Jeżeli w pracy czas biegnie wyjątkowo szybko, nieukończone zadania piętrzą się, a rozpraszanie uwagi przychodzi szybciej niż druga kawa, nie pozwalając nic dokończyć – warto wtedy skorzystać z metody Time Boxing!
O co chodzi w Time Boxingu?
Przede wszystkim o ustalenie konkretnej daty końcowej realizacji projektu i zamknięcie czasu realizacji projektu w pewnym bloku czasowym. Innymi słowa mówiąc, jeśli w pracy mamy do wykonania 3 zadania, analizujemy ile poświecimy czasu na każde zadanie z osobna i tego czasu się trzymamy.Jeśli uda się skończyć pierwsze zadanie, można płynnie przejść do kolejnego zadania. Jeśli nie zdążymy, zostawiamy dotychczasowe i przechodzimy do kolejnego, a nieukończone zadanie odkładamy na późniejszą porę lub kolejny dzień, ponownie ustalając limit czasowy na jego wykonanie.

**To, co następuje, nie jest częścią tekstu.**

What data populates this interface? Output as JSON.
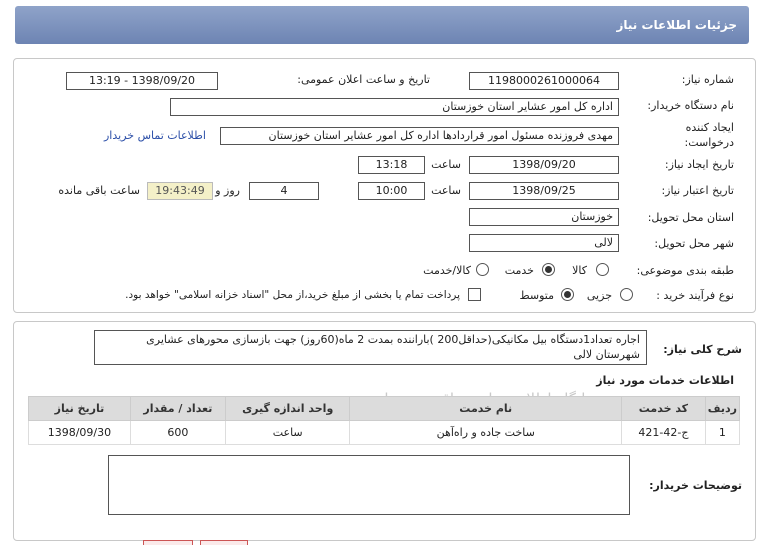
{
  "page": {
    "title": "جزئیات اطلاعات نیاز"
  },
  "need": {
    "number_label": "شماره نیاز:",
    "number_value": "1198000261000064",
    "announce_label": "تاریخ و ساعت اعلان عمومی:",
    "announce_value": "1398/09/20 - 13:19",
    "buyer_label": "نام دستگاه خریدار:",
    "buyer_value": "اداره کل امور عشایر استان خوزستان",
    "creator_label_1": "ایجاد کننده",
    "creator_label_2": "درخواست:",
    "creator_value": "مهدی فروزنده مسئول امور قراردادها اداره کل امور عشایر استان خوزستان",
    "contact_link": "اطلاعات تماس خریدار",
    "created_label": "تاریخ ایجاد نیاز:",
    "created_date": "1398/09/20",
    "time_label": "ساعت",
    "created_time": "13:18",
    "validity_label": "تاریخ اعتبار نیاز:",
    "validity_date": "1398/09/25",
    "validity_time": "10:00",
    "days_value": "4",
    "days_label": "روز و",
    "remaining_time": "19:43:49",
    "remaining_label": "ساعت باقی مانده",
    "province_label": "استان محل تحویل:",
    "province_value": "خوزستان",
    "city_label": "شهر محل تحویل:",
    "city_value": "لالی",
    "category_label": "طبقه بندی موضوعی:",
    "category_options": [
      "کالا",
      "خدمت",
      "کالا/خدمت"
    ],
    "category_selected": "خدمت",
    "process_label": "نوع فرآیند خرید :",
    "process_options": [
      "جزیی",
      "متوسط"
    ],
    "process_selected": "متوسط",
    "payment_note": "پرداخت تمام یا بخشی از مبلغ خرید،از محل \"اسناد خزانه اسلامی\" خواهد بود."
  },
  "summary": {
    "label": "شرح کلی نیاز:",
    "text": "اجاره تعداد1دستگاه بیل مکانیکی(حداقل200 )باراننده بمدت 2 ماه(60روز) جهت بازسازی محورهای عشایری شهرستان لالی"
  },
  "services": {
    "section_title": "اطلاعات خدمات مورد نیاز",
    "headers": [
      "ردیف",
      "کد خدمت",
      "نام خدمت",
      "واحد اندازه گیری",
      "تعداد / مقدار",
      "تاریخ نیاز"
    ],
    "rows": [
      [
        "1",
        "ج-42-421",
        "ساخت جاده و راه‌آهن",
        "ساعت",
        "600",
        "1398/09/30"
      ]
    ]
  },
  "buyer_notes": {
    "label": "توضیحات خریدار:"
  },
  "watermark": "پایگاه اطلاع رسانی مناقصه و مزایده",
  "colors": {
    "title_bar": "#7a8fbf",
    "link": "#2c4fa8",
    "timer_bg": "#f4f0c8"
  }
}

W metodzie Time Boxingu dominuje przede wszystkim koncentracja - Jeśli wiemy, że wyznaczyliśmy sobie 30 minut na zrobienie danego zadania, to skupiamy się i nie rozpraszamy – dzięki temu pracujemy wydajniej.
Metoda ta pozwala precyzyjnie zaplanować czas pracy, nie pozwalając na zmarnowanie zbyt dużej ilości czasu na jedno zadanie. A jeśli trafia się duży i bardzo złożony projekt, to metoda ta, też się sprawdzi. Ponieważ, rozłożony na kilka ram czasowych straci na swojej grozie. Czyli, zadanie zostanie ruszone, a to połowa sukcesu i z każdą przepracowaną godziną, a właściwie między nimi, pozostaje czas na refleksję, mogący przynieść szybsze rozwiązanie problemu.
Time Boxing to nie tylko pomoc w uporaniu się z obowiązkami w pracy. Przede wszystkim uczy efektywniejszego wykorzystywania czasu i samodyscypliny!